Site icon EgbertoWillies.com

Most scientific research that leads to new drugs government funded

Drugs 2

Pharmaceutical companies are lying to us all about why the price of their drugs is so high.

Pharmaceutical drugs are overpriced because of greed

The lie we are told is that we pay high drug prices to ensure a pipeline of new drugs. The reality is government currently funds most new drugs.

A recently released report presented some astounding observations.

  1. Drug manufacturers in the U.S. set their own prices, and that’s not the norm elsewhere in the world.
  2. We allow “government-protected monopolies” for certain drugs, preventing generics from coming to market to reduce prices.
  3. The FDA takes a long time to approve generic drugs.
  4. Sometimes, state laws and other “well-intentioned” federal policies limit generics’ abilities to keep costs down.
  5. Drug prices aren’t really justified by R&D.

Item #5 is shocking. It says the price one pays for their drugs is independent of the cost of developing and manufacturing the drug. Instead, drug companies price the drug at whatever the ‘market’ will bear. This is unlike what any other country in the world does.

The classic example is the 400%+ price increase recently on the EpiPen. The EpiPen went from $100 to $600+ in five years. The profits did not go to create new drugs. It went into increasing the CEO’s salary from $5 million to $19 million and increased company profits. And of course one cannot forget Turing Pharmaceuticals CEO Martin Shkreli %5000 increase of the drug Daraprim.

The reality is that taxpayer dollars are more responsible for new medicines than are the pilfering pharmaceutical.

Although drug manufacturers often cite research and development costs when defending high prescription prices, the connection isn’t exactly true, Kesselheim and his team found, citing several studies.

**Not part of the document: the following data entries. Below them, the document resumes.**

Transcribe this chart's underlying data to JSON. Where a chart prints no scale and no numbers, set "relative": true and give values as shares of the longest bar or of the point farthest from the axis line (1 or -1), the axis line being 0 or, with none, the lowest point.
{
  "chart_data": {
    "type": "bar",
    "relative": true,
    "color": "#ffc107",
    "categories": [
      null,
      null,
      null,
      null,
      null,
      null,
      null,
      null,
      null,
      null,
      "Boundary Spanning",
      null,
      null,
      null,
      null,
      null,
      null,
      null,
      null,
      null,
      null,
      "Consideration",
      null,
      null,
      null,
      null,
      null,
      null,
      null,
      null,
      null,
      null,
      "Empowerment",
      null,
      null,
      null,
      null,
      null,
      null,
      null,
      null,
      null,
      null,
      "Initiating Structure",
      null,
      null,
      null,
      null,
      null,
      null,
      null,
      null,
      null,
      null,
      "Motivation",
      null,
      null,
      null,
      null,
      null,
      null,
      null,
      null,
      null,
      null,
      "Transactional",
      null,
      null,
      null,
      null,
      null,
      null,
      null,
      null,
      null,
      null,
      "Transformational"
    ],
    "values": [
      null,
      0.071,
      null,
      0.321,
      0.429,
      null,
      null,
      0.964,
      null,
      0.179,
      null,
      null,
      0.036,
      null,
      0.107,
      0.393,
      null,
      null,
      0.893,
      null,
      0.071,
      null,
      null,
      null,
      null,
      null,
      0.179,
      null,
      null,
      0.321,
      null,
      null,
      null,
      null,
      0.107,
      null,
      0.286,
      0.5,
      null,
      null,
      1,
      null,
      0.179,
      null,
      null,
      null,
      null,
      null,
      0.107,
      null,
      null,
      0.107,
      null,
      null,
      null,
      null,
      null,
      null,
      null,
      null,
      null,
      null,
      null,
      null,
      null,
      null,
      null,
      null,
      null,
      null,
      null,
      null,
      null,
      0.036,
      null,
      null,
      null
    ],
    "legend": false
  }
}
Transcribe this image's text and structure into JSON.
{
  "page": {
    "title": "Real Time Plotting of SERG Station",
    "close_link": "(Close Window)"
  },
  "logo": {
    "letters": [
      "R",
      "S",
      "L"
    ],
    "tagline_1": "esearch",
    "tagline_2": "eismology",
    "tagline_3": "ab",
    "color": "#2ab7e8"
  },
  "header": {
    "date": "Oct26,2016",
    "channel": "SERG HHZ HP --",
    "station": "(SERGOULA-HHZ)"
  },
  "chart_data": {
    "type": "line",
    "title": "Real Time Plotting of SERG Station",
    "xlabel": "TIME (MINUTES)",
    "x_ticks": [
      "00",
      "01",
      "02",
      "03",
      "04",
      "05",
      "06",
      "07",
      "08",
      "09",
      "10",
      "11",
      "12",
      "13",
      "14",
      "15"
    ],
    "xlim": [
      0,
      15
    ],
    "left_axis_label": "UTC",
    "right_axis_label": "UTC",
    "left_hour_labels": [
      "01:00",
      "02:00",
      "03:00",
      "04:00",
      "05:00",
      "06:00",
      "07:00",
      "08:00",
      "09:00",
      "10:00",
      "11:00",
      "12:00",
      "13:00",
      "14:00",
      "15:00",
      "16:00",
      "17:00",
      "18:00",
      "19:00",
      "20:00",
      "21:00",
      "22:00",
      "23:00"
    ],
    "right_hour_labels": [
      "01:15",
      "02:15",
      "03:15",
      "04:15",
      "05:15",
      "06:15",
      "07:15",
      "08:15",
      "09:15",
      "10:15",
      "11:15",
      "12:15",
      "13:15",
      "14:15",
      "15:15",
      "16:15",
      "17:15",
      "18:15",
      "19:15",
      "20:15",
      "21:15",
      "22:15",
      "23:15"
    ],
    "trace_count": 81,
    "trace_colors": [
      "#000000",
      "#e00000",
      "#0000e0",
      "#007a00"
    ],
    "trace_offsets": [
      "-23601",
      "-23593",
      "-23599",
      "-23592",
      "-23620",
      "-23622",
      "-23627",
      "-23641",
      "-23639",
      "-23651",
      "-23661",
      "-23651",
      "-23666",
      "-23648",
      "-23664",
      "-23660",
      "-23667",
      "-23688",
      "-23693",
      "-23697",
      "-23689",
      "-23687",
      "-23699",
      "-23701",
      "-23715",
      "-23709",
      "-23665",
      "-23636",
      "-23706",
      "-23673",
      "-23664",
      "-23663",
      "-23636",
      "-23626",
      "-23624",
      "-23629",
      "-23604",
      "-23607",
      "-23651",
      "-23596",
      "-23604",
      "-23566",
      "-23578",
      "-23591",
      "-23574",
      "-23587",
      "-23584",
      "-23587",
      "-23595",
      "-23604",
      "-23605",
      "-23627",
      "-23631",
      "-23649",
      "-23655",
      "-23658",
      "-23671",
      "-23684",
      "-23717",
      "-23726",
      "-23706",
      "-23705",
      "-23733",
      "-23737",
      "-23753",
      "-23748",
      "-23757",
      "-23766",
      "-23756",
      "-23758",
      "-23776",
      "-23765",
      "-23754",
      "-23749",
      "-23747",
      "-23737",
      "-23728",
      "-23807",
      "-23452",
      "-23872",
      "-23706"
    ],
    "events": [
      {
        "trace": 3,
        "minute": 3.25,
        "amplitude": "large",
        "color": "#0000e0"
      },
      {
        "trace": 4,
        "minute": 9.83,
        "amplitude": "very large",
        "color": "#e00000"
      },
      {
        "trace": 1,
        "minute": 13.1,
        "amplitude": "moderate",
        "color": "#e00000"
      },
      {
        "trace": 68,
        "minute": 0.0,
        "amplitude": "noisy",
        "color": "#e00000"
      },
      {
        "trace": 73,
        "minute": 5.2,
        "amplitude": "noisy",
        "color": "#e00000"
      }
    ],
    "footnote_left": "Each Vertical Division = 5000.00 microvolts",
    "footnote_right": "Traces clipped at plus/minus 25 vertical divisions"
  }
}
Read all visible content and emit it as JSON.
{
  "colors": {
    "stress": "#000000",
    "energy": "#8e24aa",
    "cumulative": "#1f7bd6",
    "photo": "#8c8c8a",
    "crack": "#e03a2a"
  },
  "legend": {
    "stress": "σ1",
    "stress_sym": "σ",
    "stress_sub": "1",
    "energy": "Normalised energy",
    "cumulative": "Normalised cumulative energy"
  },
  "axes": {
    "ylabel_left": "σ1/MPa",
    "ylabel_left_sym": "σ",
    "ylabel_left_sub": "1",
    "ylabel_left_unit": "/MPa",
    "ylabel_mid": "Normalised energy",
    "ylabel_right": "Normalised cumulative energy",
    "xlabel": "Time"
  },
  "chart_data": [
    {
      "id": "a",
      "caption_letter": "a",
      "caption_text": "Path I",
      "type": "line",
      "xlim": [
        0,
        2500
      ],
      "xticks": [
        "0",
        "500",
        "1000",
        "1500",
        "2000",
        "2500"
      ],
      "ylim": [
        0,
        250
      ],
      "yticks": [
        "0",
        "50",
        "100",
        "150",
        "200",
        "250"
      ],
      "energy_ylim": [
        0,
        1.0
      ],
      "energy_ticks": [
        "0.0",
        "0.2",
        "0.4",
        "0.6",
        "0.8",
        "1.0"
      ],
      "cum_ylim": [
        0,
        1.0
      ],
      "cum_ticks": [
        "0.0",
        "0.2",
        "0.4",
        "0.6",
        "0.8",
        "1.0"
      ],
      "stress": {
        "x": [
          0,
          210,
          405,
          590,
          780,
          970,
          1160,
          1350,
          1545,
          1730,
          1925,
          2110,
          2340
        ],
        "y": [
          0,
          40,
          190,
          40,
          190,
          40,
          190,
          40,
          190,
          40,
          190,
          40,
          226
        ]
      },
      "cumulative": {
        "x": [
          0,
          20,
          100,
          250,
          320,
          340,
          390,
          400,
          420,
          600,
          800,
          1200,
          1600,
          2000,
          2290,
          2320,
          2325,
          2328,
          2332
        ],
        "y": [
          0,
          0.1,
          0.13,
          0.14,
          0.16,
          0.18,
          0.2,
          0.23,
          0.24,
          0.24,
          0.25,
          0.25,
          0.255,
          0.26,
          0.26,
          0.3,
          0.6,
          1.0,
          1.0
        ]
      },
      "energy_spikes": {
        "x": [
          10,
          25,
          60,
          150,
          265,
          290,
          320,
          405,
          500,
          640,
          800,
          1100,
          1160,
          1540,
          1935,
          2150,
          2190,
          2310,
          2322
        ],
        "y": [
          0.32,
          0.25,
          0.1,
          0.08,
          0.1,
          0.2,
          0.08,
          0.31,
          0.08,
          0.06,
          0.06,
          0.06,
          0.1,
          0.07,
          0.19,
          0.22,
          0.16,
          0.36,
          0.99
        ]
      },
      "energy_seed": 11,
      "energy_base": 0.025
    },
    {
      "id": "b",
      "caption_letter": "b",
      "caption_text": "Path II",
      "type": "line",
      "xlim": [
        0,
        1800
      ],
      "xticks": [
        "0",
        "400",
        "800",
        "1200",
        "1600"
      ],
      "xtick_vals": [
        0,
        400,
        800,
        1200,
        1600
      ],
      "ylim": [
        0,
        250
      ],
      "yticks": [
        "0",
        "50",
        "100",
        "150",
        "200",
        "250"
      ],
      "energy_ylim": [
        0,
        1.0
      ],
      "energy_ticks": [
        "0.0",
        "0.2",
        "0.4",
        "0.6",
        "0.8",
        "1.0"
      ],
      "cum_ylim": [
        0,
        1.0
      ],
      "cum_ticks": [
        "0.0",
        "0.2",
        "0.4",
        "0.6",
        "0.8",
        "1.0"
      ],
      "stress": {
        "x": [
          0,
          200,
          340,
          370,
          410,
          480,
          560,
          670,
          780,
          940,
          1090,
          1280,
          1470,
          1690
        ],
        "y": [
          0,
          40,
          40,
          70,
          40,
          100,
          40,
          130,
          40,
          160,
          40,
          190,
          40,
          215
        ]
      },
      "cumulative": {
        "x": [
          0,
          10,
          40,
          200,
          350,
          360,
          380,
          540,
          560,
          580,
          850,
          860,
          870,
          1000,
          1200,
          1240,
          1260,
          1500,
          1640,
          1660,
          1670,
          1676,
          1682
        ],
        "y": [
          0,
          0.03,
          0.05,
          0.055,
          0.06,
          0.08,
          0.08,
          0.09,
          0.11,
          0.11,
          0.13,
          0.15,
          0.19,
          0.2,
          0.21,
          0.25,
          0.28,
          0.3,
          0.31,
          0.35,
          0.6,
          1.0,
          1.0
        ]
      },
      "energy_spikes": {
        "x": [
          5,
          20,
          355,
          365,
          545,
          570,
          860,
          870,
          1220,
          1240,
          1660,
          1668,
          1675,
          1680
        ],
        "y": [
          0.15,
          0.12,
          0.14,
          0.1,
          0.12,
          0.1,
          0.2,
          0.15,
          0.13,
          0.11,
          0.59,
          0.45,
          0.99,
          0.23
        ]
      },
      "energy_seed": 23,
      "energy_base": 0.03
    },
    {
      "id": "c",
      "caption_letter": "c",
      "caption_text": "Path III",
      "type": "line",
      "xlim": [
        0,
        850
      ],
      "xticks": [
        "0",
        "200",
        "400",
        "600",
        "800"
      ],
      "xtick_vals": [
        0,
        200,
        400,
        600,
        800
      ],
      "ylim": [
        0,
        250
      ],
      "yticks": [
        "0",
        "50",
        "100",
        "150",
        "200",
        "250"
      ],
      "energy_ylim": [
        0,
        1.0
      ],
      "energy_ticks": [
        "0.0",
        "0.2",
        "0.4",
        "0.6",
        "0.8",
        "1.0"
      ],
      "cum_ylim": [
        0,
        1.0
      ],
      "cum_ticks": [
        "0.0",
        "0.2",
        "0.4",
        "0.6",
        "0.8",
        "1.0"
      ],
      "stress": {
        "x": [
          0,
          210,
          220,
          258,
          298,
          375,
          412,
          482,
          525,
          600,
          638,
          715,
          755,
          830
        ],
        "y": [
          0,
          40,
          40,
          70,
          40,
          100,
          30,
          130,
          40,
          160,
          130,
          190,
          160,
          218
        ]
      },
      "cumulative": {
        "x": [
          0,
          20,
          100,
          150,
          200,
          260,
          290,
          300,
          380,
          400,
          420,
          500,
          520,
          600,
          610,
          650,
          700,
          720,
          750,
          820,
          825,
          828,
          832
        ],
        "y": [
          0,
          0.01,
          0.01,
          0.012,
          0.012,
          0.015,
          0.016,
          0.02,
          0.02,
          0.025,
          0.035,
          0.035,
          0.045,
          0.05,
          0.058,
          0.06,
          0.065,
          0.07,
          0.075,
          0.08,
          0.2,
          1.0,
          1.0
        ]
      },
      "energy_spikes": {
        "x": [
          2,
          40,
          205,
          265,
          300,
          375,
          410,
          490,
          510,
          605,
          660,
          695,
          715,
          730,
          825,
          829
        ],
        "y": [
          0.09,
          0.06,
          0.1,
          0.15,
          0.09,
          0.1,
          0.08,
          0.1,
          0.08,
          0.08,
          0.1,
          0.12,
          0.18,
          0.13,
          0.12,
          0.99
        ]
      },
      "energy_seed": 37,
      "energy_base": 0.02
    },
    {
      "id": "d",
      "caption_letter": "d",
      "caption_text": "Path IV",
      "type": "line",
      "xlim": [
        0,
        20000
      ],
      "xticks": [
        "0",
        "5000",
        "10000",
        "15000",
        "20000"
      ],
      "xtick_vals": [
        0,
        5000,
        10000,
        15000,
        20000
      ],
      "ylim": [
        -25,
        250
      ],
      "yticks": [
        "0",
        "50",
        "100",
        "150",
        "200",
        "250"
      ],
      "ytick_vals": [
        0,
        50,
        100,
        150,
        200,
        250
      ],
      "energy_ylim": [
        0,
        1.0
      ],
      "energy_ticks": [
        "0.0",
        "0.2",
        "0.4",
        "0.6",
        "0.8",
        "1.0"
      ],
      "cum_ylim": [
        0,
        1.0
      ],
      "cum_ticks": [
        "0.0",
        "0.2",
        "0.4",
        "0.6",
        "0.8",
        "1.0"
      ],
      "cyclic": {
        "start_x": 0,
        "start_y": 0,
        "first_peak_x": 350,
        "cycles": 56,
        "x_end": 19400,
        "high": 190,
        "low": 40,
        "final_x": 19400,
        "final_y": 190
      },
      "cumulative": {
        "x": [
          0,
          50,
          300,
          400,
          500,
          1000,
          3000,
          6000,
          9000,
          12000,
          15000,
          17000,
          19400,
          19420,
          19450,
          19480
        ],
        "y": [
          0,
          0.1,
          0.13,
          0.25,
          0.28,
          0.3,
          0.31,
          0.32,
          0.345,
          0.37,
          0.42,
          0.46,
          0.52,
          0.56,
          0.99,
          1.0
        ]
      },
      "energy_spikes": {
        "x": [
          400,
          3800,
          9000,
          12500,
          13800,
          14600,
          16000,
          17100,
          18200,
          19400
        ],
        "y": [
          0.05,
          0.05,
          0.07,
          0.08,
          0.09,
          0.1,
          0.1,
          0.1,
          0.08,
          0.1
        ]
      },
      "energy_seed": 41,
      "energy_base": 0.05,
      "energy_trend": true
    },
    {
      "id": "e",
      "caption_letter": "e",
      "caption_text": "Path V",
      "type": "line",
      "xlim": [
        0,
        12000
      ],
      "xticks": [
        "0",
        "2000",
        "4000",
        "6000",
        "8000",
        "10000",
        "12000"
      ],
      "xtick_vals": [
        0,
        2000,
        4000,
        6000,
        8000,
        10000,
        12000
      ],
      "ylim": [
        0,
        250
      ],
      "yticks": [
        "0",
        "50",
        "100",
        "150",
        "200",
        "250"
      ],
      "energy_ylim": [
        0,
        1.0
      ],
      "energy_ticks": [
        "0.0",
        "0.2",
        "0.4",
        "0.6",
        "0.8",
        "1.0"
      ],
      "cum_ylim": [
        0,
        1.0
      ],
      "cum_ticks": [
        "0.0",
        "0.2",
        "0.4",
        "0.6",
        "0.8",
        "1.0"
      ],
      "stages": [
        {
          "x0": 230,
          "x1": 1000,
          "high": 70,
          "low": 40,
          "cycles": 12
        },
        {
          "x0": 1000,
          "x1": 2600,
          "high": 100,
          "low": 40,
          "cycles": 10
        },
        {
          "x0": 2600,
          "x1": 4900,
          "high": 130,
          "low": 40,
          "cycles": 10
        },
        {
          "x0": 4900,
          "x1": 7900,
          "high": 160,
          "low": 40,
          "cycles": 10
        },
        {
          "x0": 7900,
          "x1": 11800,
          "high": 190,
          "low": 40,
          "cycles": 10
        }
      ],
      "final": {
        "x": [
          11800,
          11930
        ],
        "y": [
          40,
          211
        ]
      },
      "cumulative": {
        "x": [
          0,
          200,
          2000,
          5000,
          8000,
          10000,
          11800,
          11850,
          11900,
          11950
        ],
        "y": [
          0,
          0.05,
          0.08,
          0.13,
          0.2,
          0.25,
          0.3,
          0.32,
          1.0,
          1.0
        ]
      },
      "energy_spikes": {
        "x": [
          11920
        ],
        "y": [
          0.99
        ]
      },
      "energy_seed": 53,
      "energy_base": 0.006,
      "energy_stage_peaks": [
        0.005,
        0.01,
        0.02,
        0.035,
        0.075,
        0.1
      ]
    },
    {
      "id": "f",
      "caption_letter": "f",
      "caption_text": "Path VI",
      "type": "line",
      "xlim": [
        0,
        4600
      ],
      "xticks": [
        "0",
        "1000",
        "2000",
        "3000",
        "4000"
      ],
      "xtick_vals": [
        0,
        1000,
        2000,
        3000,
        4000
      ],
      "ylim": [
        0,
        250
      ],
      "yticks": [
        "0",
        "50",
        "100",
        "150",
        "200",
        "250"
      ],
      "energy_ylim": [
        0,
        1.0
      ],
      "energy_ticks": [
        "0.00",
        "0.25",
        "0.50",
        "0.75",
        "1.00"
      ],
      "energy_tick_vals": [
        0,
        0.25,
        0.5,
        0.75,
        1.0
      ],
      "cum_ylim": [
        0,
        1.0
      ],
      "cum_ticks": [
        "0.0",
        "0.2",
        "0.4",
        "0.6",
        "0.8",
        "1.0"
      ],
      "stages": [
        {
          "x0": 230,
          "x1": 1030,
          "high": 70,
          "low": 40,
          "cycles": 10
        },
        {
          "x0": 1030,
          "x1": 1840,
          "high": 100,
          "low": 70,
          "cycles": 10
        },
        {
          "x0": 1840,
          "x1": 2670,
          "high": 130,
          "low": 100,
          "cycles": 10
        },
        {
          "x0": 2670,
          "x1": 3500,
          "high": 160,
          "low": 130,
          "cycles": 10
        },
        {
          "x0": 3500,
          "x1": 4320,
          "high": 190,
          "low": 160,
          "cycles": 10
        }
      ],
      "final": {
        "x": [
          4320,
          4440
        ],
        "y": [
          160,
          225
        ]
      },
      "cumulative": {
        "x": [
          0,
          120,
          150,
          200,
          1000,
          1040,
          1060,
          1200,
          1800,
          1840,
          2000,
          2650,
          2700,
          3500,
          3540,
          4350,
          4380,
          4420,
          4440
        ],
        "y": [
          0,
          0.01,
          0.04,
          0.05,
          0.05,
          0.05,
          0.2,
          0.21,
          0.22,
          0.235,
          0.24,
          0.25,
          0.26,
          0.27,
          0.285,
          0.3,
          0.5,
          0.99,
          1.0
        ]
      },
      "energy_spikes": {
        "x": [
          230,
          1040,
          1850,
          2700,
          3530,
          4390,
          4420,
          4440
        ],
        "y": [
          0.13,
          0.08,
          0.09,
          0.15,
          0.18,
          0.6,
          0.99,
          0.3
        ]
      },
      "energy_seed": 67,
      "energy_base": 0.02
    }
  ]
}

Most of the time, scientific research that leads to new drugs is funded by the National Institutes of Health via federal grants. If not, it’s often funded by venture capital. For example, sofosbuvir, a drug that treats hepatitis C, was acquired by Gilead after the original research occurred in academic labs.

“Arguments in defense of maintaining high drug prices to protect the strength of the drug industry misstate its vulnerability,” the authors wrote, adding that companies only spend 10 percent to 20 percent of their revenue on research and development. “The biotechnology and pharmaceutical sectors have for years been among the very best-performing sectors in the U.S. economy.”

It is time to regulate drug companies. After all, many of their products are subsidized by us all. The few owners of these companies profit from what we paid for.